First, I created a local copy of the main.lua.d and bluetooth.lua.d from my system-wide wireplumber configuration on Manjaro-ARM:
mkdir -p ~./config/wireplumber
cp -r /usr/local/share/wireplumber/main.lua.d/ ~/.config/wireplumber/
cp -r /usr/local/share/wireplumber/bluetooth.lua.d/ ~/.config/wireplumber/
Next, I disabled the alsa and bluez monitors:
echo "alsa_monitor.enabled = false" > ~/.config/wireplumber/main.lua.d/70-disable-alsa.lua
echo "bluez_monitor.enabled = false
bluez_midi_monitor.enabled = false" > ~/.config/wireplumber/bluetooth.lua.d/70-disable.lua
Remove pipewire-pulse (you may have to use a break-glass option like Rdd to force your package manager to allow this) and install pulseaudio:
Optionally, consider updating with pacman -Syu first
sudo pacman -Rdd pipewire-pulse
sudo pacman -S pulseaudio
Re-enable pulseaudio systemd unit and reboot:
systemctl --user enable pulseaudio
reboot
If you have sound, great!

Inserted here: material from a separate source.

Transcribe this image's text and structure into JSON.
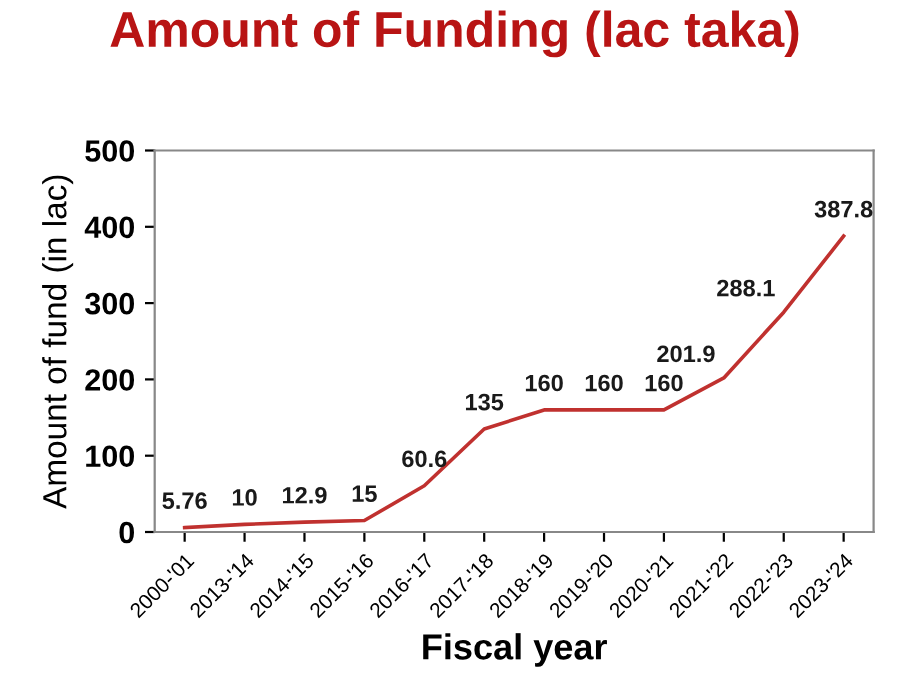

You can stop here. Otherwise, though, you are probably running into the issue of pulseaudio not starting automatically on boot like me (enable --now
fixes it for the current session but does not survive a reboot). I found that the extremely-janky approach of creating a oneshot systemd unit to tell systemctl to start pulseaudio works great. I hate it, but it works:
echo "[Unit]
Description=Fix Sound Service
ConditionUser=!root
[Service]
Type=oneshot
RemainAfterExit=true
StandardOutput=journal
ExecStart=/usr/bin/systemctl --user start pulseaudio
[Install]
WantedBy=default.target" > /usr/lib/systemd/user/initpulseaudio.service
While I was at it, I also created a systemd unit to initialize RAOP with pulseaudio, because adding this to /etc/pulse/default.pa breaks all pulseaudio sound for some reason. I’ll just chalk this up to pulseaudio being on the way out, long-term:
echo "[Unit]
Description=Fix RAOP config enablement not working by starting adhoc instead of using the pulse config
ConditionUser=!root
[Service]
Type=oneshot
RemainAfterExit=true
StandardOutput=journal
ExecStart=/usr/bin/pactl load-module module-raop-discover
[Install]
WantedBy=default.target" > /usr/lib/systemd/user/initairplay.service
Enable the systemd units and reboot to verify our changes survive a reboot:
systemctl --user enable initpulseaudio
systemctl --user enable initairplay
reboot
That’s it! Try a few things, call a test number and play a video in Firefox to verify that sound works. If you have trouble, reply to that forum post or look for me in the PinePhone Matrix chat. Enjoy having a decent camera app while still having working sound!